Kemarahan Aini

26 1 0
                                    

Hari itu, Aini benar-benar diantar ke Sekolah oleh Alif dengan alasan Habib sedang buru-buru, sedangkan sekolah Aini berlawanan arah dengan Rumah Sakit. Memang bukan pertama kalinya Alif yang mengantar Aini ke Sekolah. Tapi setiap Alif yang mengantarnya, maka ia akan diserang oleh siswi-siswi di Sekolahnya dengan pertanyaan mengenai Alif. Aini menghela napas berat saat melangkahkan kakinya masuk ke gerbang Sekolah. Sudah banyak mata yang menanti dirinya untuk mendekat. Aini harus bersiap menghadapi orang-orang dengan ke kepoan yang maksimal itu dengan sabar.

Biasanya ada Kayla yang menemaninya menghadapi para siswi itu. Namun hari ini, ia sendirian. Rasa rindu pada sahabatnya itu kini sudah memenuhi dadanya. Ia ingin bertemu dengan Kayla sekarang. Ia ingin Kayla berdiri disampingnya sekarang.

"Itu kakak kamu kan?"

"Umurnya berapa sih?"

"Dia sekolah dimana?"

"Kok dia bisa ganteng kayak gitu?"

"Itu tadi kok kepalanya agak benjol gitu ya?"

"Dia adik atau kakak kamu?"

"Kok kalian nggak mirip sih?"

"Pacar kamu ya?"

Dan masih banyak lagi pertanyaan yang tidak bisa Aini jawab satu persatu. Ia hanya diam dan menatap ngeri wajah siswi-siswi yang mendekatinya karena bibir mereka yang merah. Apa mereka semua memakai lipstick yang sama?

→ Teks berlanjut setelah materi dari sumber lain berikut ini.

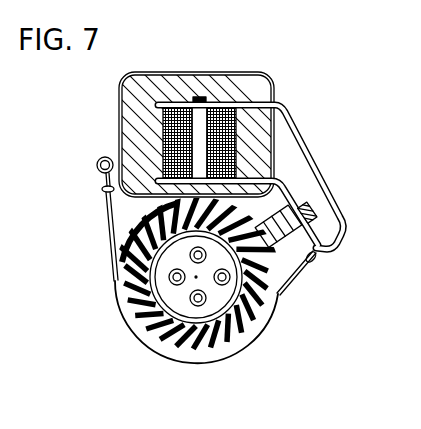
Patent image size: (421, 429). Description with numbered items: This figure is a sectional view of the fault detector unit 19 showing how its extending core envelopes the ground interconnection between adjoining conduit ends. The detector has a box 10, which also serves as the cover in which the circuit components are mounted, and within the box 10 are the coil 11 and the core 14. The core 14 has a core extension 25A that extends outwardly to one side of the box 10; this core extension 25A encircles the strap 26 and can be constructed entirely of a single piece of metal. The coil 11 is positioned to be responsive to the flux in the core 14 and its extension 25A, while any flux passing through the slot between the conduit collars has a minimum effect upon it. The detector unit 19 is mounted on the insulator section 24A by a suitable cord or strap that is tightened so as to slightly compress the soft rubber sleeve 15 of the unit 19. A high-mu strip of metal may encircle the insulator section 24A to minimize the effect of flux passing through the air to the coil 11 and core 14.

The box 10 is at (274, 94).
The coil 11 is at (163, 147).
The core 14 is at (163, 124).
The soft rubber sleeve 15 is at (280, 289).
The detector unit 19 is at (294, 69).
The insulator section 24A is at (207, 276).
The core extension 25A is at (325, 185).
The strap 26 is at (309, 217).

Aini menggelengkan kepalanya dengan keras menghalau pikirannya mengenai berbagi lipstick yang menurutnya menjijikkan. "Maaf ya, permisi. Saya buru-buru". Aini langsung menerobos untuk mencari jalan menuju kelasnya. Yang ia butuhkan saat ini hanyalah menghindar dari siswi-siswi yang mengidolakan kakaknya itu.

Aini tidak habis pikir mengapa mereka begitu ingin tahu tentang Alif. Padahal Alif tidak memiliki sosial media dan juga bukanlah artis.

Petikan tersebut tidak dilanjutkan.